All animal experiments were performed according to the protocols (LA2021576) approved by the Laboratory Animal Welfare Ethics Branch of Peking University Biomedical Ethics Committee Institutional Animal Care Program and adhered to the Guide for the Care and Use of Laboratory Animals (NIH Publication #85-23, revised 1996) and ARRIVE guidelines.
For human samples, the study protocol (2018BJYYEC-121-03) was approved by the Ethics Committee of Bei**g Hospital and conformed to the principles outlined in the Declaration of Helsinki for the Use of Human Tissue or Subjects. Written informed consent was provided by all participants. The data were anonymized and deidentified prior to analysis.
Endomyocardial biopsy (EMB)
EMB samples were obtained from 15 male patients with cardiomyopathy at Bei**g Hospital. A modified Seldinger method was used to puncture the right radial artery. EMB was performed using the radial approach reported previously.39 All myocardial biopsy specimens were stored in liquid nitrogen immediately after the procedure until total RNA was extracted or placed in fixative solution for immunofluorescence and transmission electron microscopy analysis. Detailed information on all patients, such as age, sex, cardiac function, brain natriuretic peptide (BNP), and diagnosis, is presented in Supplementary Table 2.

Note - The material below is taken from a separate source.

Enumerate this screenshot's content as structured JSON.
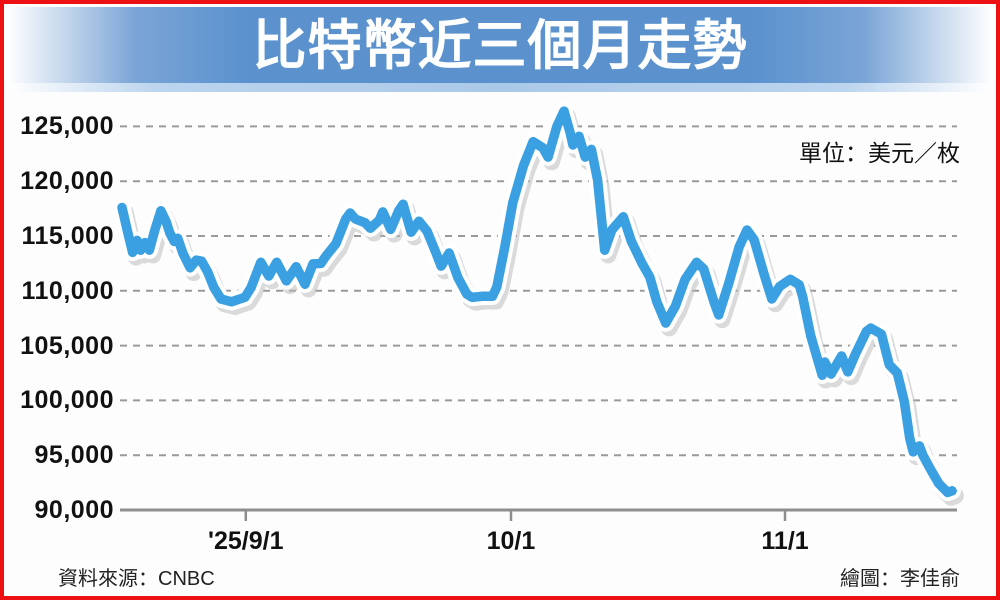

Mouse TAC-induced chronic heart failure
TAC was performed on 10 week-old male C57BL/6 J mice purchased from SPF (Bei**g) Biotechnology Co., Ltd. in China. Sham-operated mice underwent identical procedures except for aortic constriction. Twelve weeks after TAC, mice were anesthetized with 3-4% isoflurane and euthanized by cervical dislocation, and the hearts were harvested for further analysis as previously reported.40
Mouse model of doxorubicin-induced acute heart failure
Ten-week-old male C57BL/6 J mice were used in a model of doxorubicin-induced heart failure. Doxorubicin was purchased from Cell Signaling Technology (Cat. No. 5927, USA) and dissolved in saline. Doxorubicin (7.5 mg/kg) or an equivalent volume of saline was administered to mice by intraperitoneal injection every other day for a total of three injections. On day 6 after the first doxorubicin injection, the mice were euthanized and heart samples were collected.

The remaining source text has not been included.